Now this is only one of many examples of taking code 'personally,' and realistically is a bit of an extreme in option 'a.' This behavior though takes shape and evolves in different ways, but I believe if this is an attribute you posses it's one to shake and shed fast for the betterment of your career,
I have for years stated it wasn't the physical lines of code I laid down, but the byproduct of what I learned that is the real personal reward. I've written apps over the years that for one reason or another didn't make it to prod or where short lived. However the experienced gained from what I did was what kept moving me forward.
For example - "Hey Allen, you aren't upset that app you worked on got scrapped because the business did a 180?" Me: "Nope. Because now I know a ton about x, y, and z and am a better developer for it."
I actually had a (technical) debate/argument about this topic with an industry peer within the last few years. I stated I don't take my code too personally and the experience gained was paramount (after all that continued experience helps me move on and do bigger and better things).
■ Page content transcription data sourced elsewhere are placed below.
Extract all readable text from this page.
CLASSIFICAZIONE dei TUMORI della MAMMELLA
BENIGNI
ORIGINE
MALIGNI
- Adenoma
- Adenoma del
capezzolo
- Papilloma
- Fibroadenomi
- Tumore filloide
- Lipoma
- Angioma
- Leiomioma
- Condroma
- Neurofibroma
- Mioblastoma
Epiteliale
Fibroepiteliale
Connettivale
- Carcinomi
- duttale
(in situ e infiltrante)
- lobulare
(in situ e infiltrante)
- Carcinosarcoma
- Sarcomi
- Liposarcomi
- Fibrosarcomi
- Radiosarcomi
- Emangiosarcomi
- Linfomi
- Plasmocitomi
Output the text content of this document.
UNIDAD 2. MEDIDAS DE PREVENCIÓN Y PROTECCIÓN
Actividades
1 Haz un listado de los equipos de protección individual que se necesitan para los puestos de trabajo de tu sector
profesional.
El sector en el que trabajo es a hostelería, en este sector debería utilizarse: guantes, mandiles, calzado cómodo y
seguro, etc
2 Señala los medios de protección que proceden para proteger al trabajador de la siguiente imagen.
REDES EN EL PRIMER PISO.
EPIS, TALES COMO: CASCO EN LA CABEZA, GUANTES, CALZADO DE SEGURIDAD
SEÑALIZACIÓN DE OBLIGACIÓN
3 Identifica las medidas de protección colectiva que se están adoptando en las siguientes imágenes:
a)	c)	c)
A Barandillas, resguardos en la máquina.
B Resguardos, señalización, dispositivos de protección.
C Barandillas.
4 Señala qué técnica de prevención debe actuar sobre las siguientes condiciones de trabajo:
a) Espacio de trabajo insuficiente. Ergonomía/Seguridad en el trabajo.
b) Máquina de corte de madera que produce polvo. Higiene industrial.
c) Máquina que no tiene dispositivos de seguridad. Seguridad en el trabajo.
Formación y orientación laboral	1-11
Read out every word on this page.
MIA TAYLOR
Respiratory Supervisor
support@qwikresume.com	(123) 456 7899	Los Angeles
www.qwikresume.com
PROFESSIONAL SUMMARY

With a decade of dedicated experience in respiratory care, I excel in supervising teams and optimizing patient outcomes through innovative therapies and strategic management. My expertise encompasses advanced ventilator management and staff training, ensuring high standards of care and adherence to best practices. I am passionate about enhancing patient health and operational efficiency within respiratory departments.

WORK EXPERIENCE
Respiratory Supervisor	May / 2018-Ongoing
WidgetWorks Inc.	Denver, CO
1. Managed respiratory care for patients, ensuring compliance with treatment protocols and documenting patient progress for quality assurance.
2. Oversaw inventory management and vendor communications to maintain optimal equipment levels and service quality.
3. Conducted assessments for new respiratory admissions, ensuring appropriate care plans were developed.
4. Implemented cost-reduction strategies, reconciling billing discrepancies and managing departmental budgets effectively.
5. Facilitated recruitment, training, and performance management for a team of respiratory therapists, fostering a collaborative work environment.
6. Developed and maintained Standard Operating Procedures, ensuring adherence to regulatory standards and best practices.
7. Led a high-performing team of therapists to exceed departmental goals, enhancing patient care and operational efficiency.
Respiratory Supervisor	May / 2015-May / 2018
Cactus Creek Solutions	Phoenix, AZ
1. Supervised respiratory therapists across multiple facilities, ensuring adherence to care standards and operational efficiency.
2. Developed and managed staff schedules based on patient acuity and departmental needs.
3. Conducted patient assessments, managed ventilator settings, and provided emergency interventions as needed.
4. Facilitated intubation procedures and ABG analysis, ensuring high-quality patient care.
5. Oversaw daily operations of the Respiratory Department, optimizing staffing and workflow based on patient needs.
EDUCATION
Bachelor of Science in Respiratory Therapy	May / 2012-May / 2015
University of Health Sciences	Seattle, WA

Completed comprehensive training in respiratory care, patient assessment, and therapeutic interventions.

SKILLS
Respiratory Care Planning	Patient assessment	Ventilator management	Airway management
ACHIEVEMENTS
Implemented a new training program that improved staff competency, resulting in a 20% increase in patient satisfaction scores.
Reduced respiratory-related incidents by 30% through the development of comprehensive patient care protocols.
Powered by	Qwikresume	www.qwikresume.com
Sure I absolutely want what I create to succeed, but if it gets thrown out, rewritten, refactored, or the like I will not loose any sleep at night. I will however if it presents itself take note and learn from it to grow. This person couldn't understand why I wouldn't take great pride in what I did and die by the sword if need be for the lines of code I write and that those that took their code personally were more along the lines of what they thought were 'great programmers'. Problem with this is you so much as critique the architecture/design of ones code with this so called 'passion' and get ready... it's like you just told them they have a 3rd eye or something.
Do not confuse taking your code personally with instilling quality in an application. These are separate and one does not depend on the other. If the code you are responsible for is used on an aircraft and in charge of avionics - sure you absolutely care about that code and it's quality. However, the aircraft dev guru that told you your C++ methodologies were outdated and we are programming for Boeing not Pan Am in the 70's - you need not again take this personally. If you care about your craft you will truly try to grow from others suggestions and wisdom, learn from your experiences, and continue to move forward.
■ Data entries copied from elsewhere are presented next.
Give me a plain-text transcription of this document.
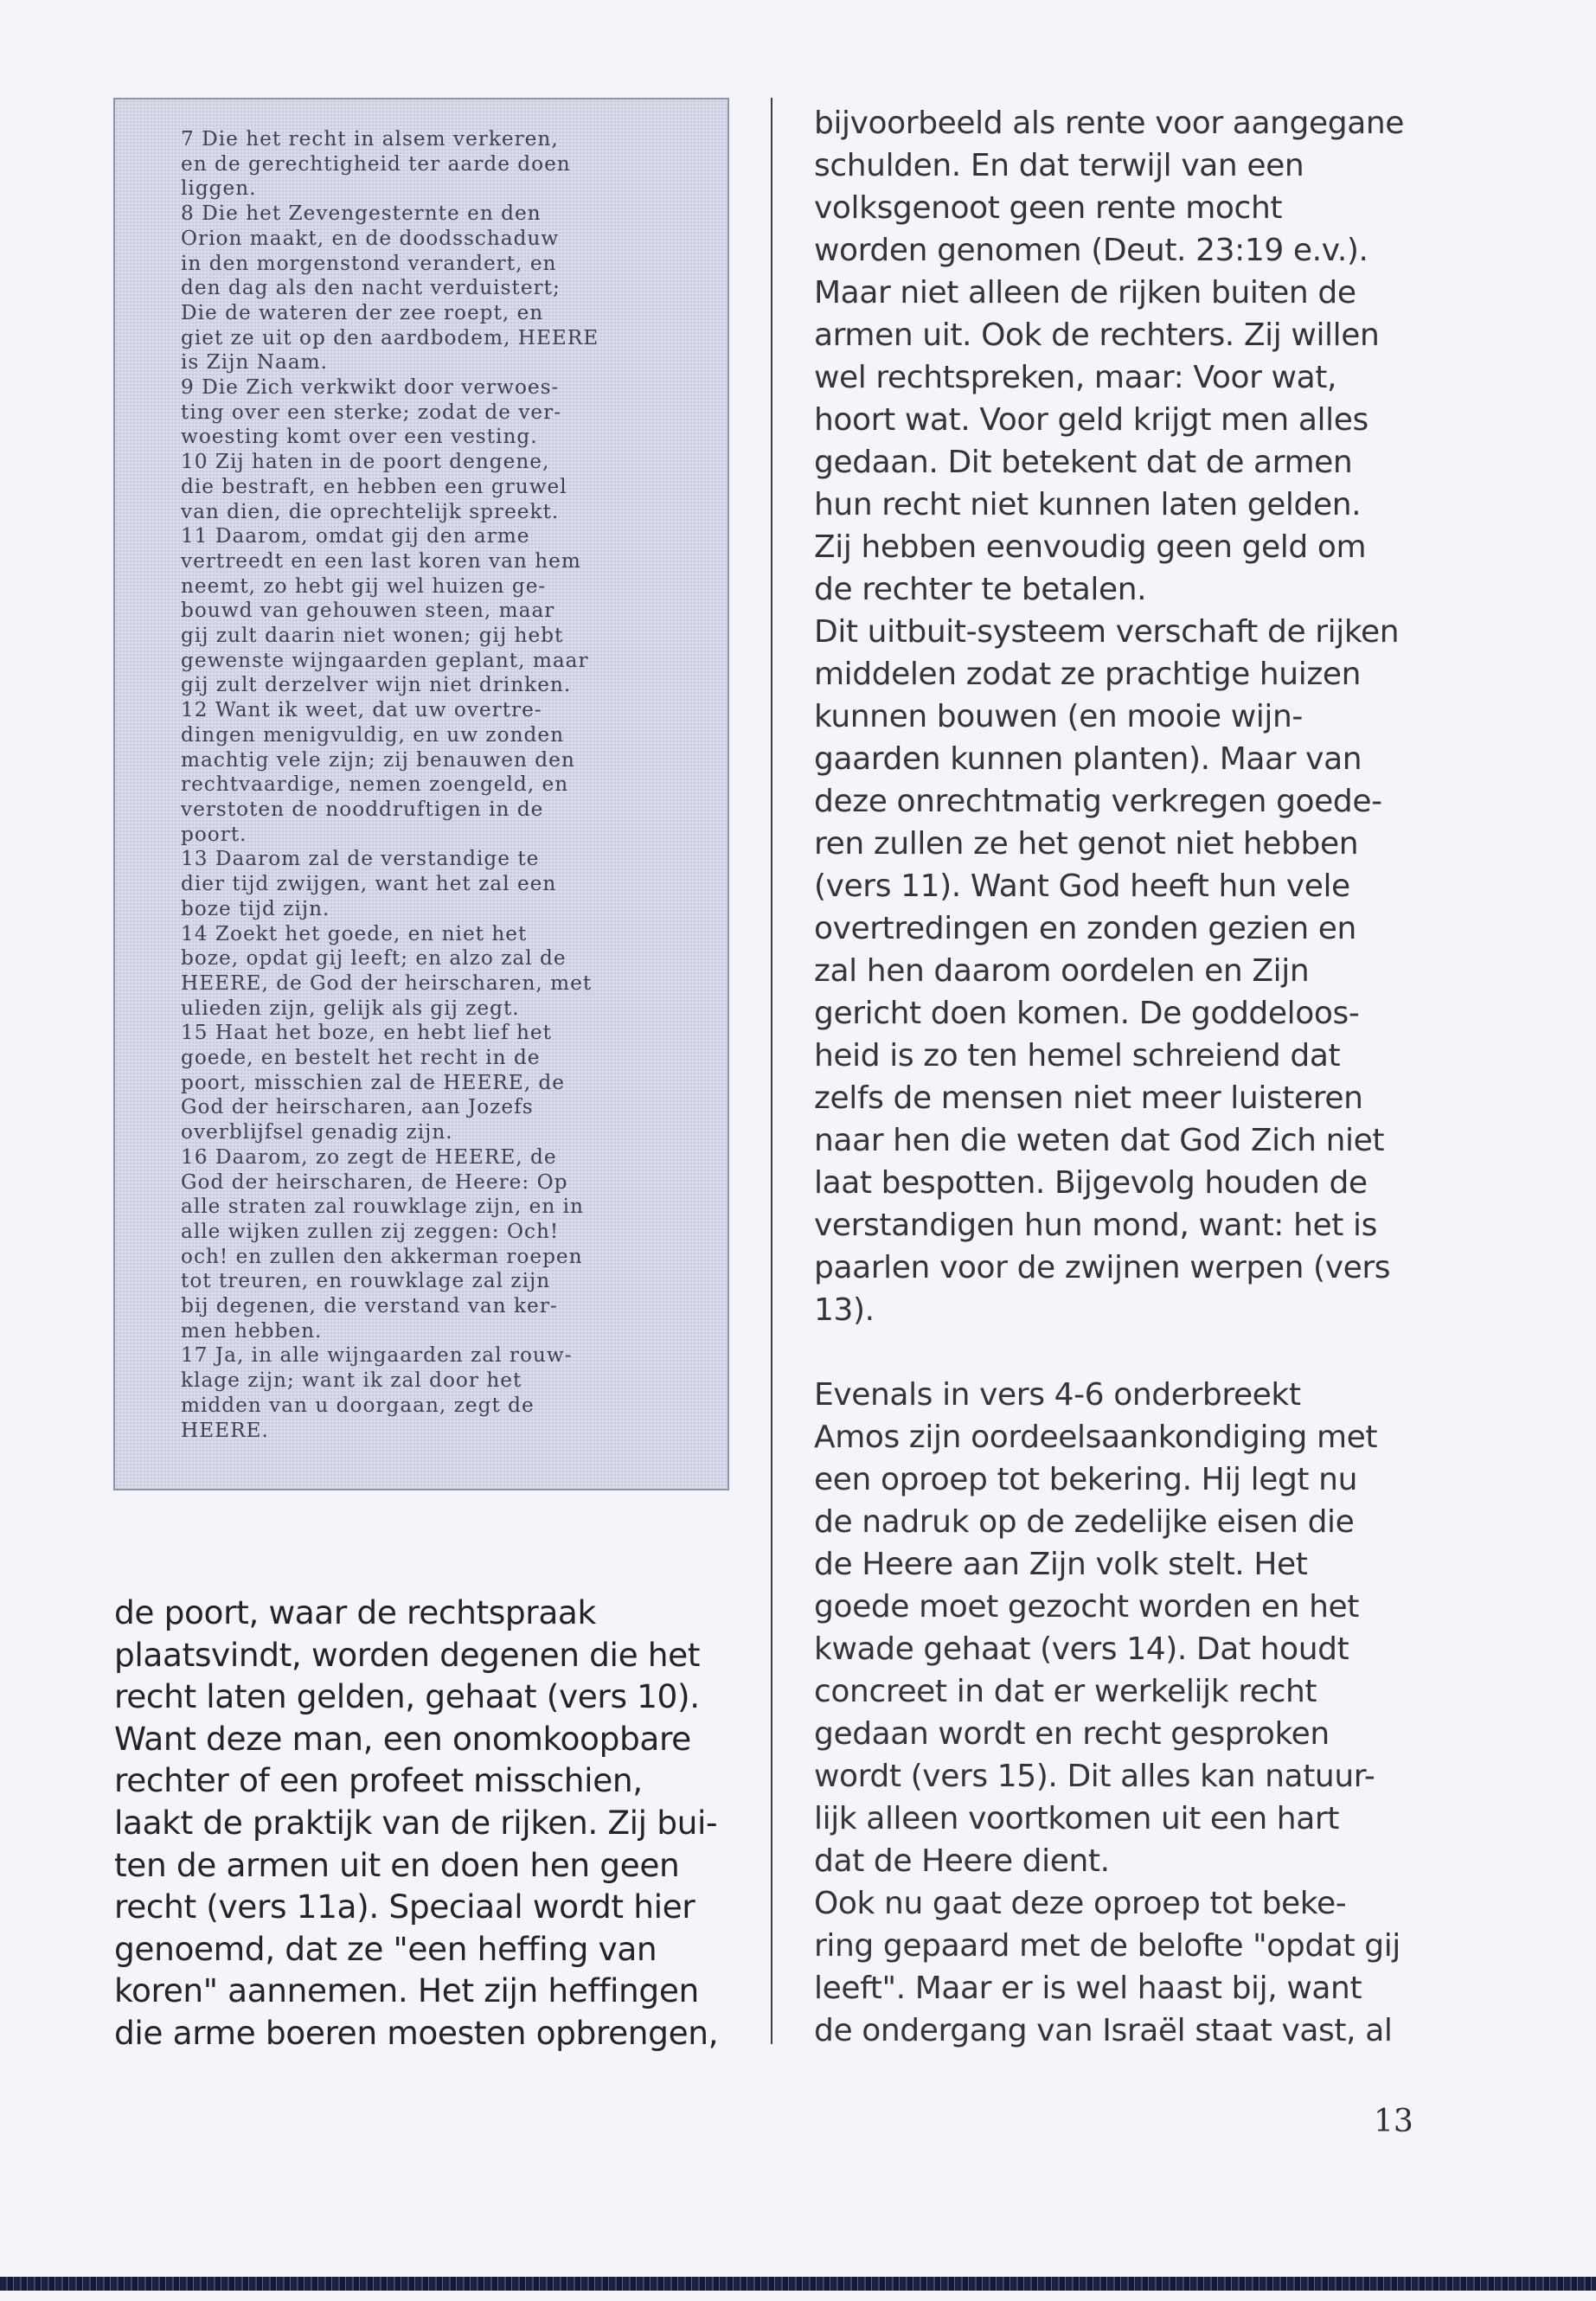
7 Die het recht in alsem verkeren,
en de gerechtigheid ter aarde doen
liggen.

8 Die het Zevengesternte en den
Orion maakt, en de doodsschaduw
in den morgenstond verandert, en
den dag als den nacht verduistert;
Die de wateren der zee roept, en
giet ze uit op den aardbodem, HEERE
is Zijn Naam.

9 Die Zich verkwikt door verwoes-
ting over een sterke; zodat de ver-
woesting komt over een vesting.

10 Zij haten in de poort dengene,
die bestraft, en hebben een gruwel
van dien, die oprechtelijk spreekt.

11 Daarom, omdat gij den arme
vertreedt en een last koren van hem
neemt, zo hebt gij wel huizen ge-
bouwd van gehouwen steen, maar
gij zult daarin niet wonen; gij hebt
gewenste wijngaarden geplant, maar
gij zult derzelver wijn niet drinken.

12 Want ik weet, dat uw overtre-
dingen menigvuldig, en uw zonden
machtig vele zijn; zij benauwen den
rechtvaardige, nemen zoengeld, en
verstoten de nooddruftigen in de
poort.

13 Daarom zal de verstandige te
dier tijd zwijgen, want het zal een
boze tijd zijn.

14 Zoekt het goede, en niet het
boze, opdat gij leeft; en alzo zal de
HEERE, de God der heirscharen, met
ulieden zijn, gelijk als gij zegt.

15 Haat het boze, en hebt lief het
goede, en bestelt het recht in de
poort, misschien zal de HEERE, de
God der heirscharen, aan Jozefs
overblijfsel genadig zijn.

16 Daarom, zo zegt de HEERE, de
God der heirscharen, de Heere: Op
alle straten zal rouwklage zijn, en in
alle wijken zullen zij zeggen: Och!
och! en zullen den akkerman roepen
tot treuren, en rouwklage zal zijn
bij degenen, die verstand van ker-
men hebben.

17 Ja, in alle wijngaarden zal rouw-
klage zijn; want ik zal door het
midden van u doorgaan, zegt de
HEERE.

de poort, waar de rechtspraak
plaatsvindt, worden degenen die het
recht laten gelden, gehaat (vers 10).
Want deze man, een onomkoopbare
rechter of een profeet misschien,
laakt de praktijk van de rijken. Zij bui-
ten de armen uit en doen hen geen
recht (vers 11a). Speciaal wordt hier
genoemd, dat ze "een heffing van
koren" aannemen. Het zijn heffingen
die arme boeren moesten opbrengen,

bijvoorbeeld als rente voor aangegane
schulden. En dat terwijl van een
volksgenoot geen rente mocht
worden genomen (Deut. 23:19 e.v.).
Maar niet alleen de rijken buiten de
armen uit. Ook de rechters. Zij willen
wel rechtspreken, maar: Voor wat,
hoort wat. Voor geld krijgt men alles
gedaan. Dit betekent dat de armen
hun recht niet kunnen laten gelden.
Zij hebben eenvoudig geen geld om
de rechter te betalen.

Dit uitbuit-systeem verschaft de rijken
middelen zodat ze prachtige huizen
kunnen bouwen (en mooie wijn-
gaarden kunnen planten). Maar van
deze onrechtmatig verkregen goede-
ren zullen ze het genot niet hebben
(vers 11). Want God heeft hun vele
overtredingen en zonden gezien en
zal hen daarom oordelen en Zijn
gericht doen komen. De goddeloos-
heid is zo ten hemel schreiend dat
zelfs de mensen niet meer luisteren
naar hen die weten dat God Zich niet
laat bespotten. Bijgevolg houden de
verstandigen hun mond, want: het is
paarlen voor de zwijnen werpen (vers
13).

Evenals in vers 4-6 onderbreekt
Amos zijn oordeelsaankondiging met
een oproep tot bekering. Hij legt nu
de nadruk op de zedelijke eisen die
de Heere aan Zijn volk stelt. Het
goede moet gezocht worden en het
kwade gehaat (vers 14). Dat houdt
concreet in dat er werkelijk recht
gedaan wordt en recht gesproken
wordt (vers 15). Dit alles kan natuur-
lijk alleen voortkomen uit een hart
dat de Heere dient.

Ook nu gaat deze oproep tot beke-
ring gepaard met de belofte "opdat gij
leeft". Maar er is wel haast bij, want
de ondergang van Israël staat vast, al

13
Next and also important, do not confuse taking your code personally and having passion for your craft as a software engineer. Again these are not intersecting lines. I have a major passion for my career and craft as a software engineer. It's what keeps me on the computer late at night learning new technologies, preparing for presentations, and blogging. This has nothing to do with taking personally the code I write. Taken from "the grumpy programmer" and said best by someone with uber experience, "Don't fall in love with your code."
Before posting this I read over what I wrote a few times because I don't want it coming across as I don't care - because I absolutely do; ask those I work with and they should concur. However, I don't let that VB6 app I wrote 12 years ago and put my blood, sweat, and tears into and the fact that it's no longer used bother me one bit. However, the knowledge I gained at that time helped get me to where I am today.
So the answer to the title - 'no', do not take your code personally. Odds are the lines of code you write today will not be around in 10 years. Instead try to find great joy in the experience you gain from what you do because you can take that with you from project to project and it will certainly be around for many, many years to come.